I spilled these feelings to some trusted confidantes, and an interesting pattern occurred. They all told me that I have a tendency to be hard on myself, and that I often expect too much of myself. And that perhaps, in this new life transition, I am expecting too much of myself too soon. I hadn’t thought of this before, and it hit a nerve. When one person told me not to “beat myself up,” I immediately started sobbing—which caught me completely by surprise.
It all made me wonder about this self-talk I engage in. Yes, it’s great to encourage yourself, and to verbally remind yourself of your positive attributes. But when does it become too much? When does telling yourself that you are smart, capable, attractive, productive, intelligent, etc., become expecting yourself to always be those things, and to never accept anything less? It’s one thing to remind myself that I am capable of many things. It’s quite another to expect myself to be accomplishing new and impressive things 100% of the time.
So I began to change my mantra. Walking home after a day that doesn’t feel productive enough, fighting off a wave of anxiety, I tell myself, “I am not perfect, and I don’t need to be.” And I’ve found that that mantra feels so much better than saying “I am amazing.” Of course, these don’t negate each other—I believe we are all amazing and inherently imperfect—but reminding myself that it is okay to have flaws, to mess up, is so much more helpful than building myself up to standards that I can’t always meet.
To me, working with what I have means accepting myself exactly as I am right now. Yes, I have goals for self-improvement, goals for where I want to go—but I’m not there yet, and that’s okay.
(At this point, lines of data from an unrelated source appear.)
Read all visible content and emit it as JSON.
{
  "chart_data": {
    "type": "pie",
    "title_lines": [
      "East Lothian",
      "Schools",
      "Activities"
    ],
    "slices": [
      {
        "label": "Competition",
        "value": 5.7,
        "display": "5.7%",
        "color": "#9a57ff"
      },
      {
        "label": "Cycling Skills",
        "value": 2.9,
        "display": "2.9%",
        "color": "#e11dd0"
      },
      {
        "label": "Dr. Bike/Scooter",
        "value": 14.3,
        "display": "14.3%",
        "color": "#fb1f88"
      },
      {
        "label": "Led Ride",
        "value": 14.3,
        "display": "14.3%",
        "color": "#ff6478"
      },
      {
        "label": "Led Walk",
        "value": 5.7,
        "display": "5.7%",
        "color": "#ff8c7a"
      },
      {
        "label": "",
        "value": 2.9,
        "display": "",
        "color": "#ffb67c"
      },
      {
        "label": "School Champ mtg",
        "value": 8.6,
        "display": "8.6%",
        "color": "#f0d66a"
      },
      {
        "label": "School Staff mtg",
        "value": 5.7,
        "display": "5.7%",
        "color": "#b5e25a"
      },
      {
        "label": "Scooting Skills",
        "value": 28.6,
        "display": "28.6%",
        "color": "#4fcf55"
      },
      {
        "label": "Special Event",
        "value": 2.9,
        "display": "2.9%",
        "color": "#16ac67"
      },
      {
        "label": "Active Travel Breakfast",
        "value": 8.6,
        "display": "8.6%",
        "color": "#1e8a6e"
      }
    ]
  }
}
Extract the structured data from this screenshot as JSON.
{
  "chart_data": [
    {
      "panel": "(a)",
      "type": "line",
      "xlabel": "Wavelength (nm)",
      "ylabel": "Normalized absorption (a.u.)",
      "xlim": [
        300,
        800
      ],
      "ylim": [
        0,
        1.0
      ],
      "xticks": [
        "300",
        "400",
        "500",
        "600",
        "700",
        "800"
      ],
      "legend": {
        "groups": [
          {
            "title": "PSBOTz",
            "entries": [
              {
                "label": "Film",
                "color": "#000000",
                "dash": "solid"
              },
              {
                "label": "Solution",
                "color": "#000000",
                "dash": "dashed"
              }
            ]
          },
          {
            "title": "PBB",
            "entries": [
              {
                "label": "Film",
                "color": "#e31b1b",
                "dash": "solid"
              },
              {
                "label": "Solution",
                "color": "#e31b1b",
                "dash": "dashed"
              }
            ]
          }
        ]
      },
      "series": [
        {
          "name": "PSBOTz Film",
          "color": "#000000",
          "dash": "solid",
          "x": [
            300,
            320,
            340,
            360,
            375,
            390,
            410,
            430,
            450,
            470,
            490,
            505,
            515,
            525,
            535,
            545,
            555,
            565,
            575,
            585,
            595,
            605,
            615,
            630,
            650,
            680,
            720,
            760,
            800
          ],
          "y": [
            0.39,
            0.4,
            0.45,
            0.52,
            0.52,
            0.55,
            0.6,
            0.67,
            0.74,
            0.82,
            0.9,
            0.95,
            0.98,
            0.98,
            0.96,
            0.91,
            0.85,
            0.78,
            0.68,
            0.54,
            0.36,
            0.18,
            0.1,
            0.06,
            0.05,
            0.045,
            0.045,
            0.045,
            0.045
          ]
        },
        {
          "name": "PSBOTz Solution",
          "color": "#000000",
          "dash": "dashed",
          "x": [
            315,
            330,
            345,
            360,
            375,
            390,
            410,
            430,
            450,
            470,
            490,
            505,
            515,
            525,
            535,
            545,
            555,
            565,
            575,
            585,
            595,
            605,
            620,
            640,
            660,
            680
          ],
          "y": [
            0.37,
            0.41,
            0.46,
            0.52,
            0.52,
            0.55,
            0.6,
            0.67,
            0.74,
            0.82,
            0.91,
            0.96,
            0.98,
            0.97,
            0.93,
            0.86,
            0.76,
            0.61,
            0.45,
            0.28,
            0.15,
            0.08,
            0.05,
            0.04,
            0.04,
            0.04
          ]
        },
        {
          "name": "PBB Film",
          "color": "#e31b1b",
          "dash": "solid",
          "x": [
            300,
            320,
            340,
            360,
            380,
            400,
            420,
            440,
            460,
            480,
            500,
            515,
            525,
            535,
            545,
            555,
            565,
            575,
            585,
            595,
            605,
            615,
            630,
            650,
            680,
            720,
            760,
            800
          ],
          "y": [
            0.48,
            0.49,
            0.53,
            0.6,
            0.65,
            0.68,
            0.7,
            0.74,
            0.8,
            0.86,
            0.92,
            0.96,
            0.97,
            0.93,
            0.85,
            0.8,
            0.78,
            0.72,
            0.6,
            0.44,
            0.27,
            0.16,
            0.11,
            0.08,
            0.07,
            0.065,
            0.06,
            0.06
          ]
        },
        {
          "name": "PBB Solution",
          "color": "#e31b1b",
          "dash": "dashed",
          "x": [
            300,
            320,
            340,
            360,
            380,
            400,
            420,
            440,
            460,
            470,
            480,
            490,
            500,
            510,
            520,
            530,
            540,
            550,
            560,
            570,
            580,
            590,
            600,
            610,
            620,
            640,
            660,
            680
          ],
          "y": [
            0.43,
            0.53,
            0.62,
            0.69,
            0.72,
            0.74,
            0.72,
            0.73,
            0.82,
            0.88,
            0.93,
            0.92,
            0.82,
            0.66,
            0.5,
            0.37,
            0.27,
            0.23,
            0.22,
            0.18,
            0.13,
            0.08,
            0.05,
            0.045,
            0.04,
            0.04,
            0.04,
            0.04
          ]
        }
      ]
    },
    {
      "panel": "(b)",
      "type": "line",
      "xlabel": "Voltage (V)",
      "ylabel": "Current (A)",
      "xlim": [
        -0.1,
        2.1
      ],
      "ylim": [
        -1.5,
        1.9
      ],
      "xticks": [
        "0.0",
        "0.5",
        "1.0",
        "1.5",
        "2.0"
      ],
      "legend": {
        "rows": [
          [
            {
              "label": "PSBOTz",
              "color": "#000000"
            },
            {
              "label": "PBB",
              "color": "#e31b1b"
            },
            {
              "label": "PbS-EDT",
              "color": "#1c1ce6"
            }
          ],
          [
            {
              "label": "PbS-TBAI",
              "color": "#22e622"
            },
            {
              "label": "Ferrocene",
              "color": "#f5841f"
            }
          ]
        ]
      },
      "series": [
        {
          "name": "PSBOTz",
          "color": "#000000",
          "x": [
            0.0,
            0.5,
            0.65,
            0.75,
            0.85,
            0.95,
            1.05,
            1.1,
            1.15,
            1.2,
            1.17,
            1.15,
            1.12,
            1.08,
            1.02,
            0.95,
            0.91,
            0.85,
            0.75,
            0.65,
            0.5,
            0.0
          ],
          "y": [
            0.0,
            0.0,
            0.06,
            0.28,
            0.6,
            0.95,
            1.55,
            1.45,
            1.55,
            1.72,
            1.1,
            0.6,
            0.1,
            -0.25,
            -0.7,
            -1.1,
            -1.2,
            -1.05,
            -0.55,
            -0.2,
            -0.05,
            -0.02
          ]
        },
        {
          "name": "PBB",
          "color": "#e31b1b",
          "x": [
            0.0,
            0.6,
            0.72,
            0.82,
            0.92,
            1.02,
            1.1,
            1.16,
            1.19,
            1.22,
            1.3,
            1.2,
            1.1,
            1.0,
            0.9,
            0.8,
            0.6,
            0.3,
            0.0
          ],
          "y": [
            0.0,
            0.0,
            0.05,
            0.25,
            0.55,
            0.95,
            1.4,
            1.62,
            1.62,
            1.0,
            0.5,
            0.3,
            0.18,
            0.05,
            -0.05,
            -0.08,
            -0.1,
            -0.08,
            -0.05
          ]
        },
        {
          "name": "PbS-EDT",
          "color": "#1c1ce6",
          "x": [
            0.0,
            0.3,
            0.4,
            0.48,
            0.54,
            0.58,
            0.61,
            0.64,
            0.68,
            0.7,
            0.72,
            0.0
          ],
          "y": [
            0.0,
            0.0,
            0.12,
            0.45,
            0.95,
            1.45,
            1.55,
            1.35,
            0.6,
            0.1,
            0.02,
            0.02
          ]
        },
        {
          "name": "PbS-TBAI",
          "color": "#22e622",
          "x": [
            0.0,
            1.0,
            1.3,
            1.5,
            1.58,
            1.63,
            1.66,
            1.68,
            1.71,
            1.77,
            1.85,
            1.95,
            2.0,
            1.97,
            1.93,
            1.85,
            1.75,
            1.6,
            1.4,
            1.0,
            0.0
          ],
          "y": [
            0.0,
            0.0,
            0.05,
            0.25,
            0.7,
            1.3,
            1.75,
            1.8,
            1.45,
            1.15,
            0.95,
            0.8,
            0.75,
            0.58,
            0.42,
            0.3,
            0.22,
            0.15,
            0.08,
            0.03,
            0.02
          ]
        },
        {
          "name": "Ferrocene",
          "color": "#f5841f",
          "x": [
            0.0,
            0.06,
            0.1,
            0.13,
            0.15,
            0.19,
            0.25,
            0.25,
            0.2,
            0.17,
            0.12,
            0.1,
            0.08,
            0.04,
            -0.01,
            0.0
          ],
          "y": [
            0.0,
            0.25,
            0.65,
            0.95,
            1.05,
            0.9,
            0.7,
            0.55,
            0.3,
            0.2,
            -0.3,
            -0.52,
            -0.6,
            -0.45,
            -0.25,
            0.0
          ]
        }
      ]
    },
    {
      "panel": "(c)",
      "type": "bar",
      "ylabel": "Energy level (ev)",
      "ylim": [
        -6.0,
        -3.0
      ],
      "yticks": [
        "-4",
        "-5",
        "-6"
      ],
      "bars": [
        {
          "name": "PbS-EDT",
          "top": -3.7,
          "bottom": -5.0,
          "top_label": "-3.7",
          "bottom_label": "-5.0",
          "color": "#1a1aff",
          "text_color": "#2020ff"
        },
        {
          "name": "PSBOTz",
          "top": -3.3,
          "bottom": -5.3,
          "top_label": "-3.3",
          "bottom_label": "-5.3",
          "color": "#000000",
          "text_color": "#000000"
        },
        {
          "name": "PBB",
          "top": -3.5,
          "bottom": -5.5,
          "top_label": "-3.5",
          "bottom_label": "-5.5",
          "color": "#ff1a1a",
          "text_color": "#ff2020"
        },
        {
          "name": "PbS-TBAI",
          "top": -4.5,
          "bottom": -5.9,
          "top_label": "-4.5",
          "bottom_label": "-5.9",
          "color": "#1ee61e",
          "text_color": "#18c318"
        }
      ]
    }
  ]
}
Expecting myself to never mess up tends to have the opposite desired effect; it tends to build up stress and anxiety that eventually burst.
To accept my mistakes with compassion is one of the hardest things for me to do. But that’s where this new type of self-talk comes in. Instead of boosting myself up to impossible standards, I remind myself that I am a work in progress. I remind myself to work with what I have. And that means meeting myself where I am every day—however I feel, whatever challenges I’m facing. It means having self-forgiveness. And when I truly feel this forgiveness, that’s when I can accept the past and move on to a better future. Yes, I messed up, and that’s okay, and I learned from it for next time.
So whether it’s entering a new life transition, or kicking a bad habit, or beginning a no-waste project, or any goal we might have, let’s remember that we are works in progress. We can be better, but we can never be perfect. We can achieve great things, but we can’t expect ourselves to get there immediately. We are working with what we have—our beautiful, flawed and messy selves. And that is infinitely more empowering than expecting perfection.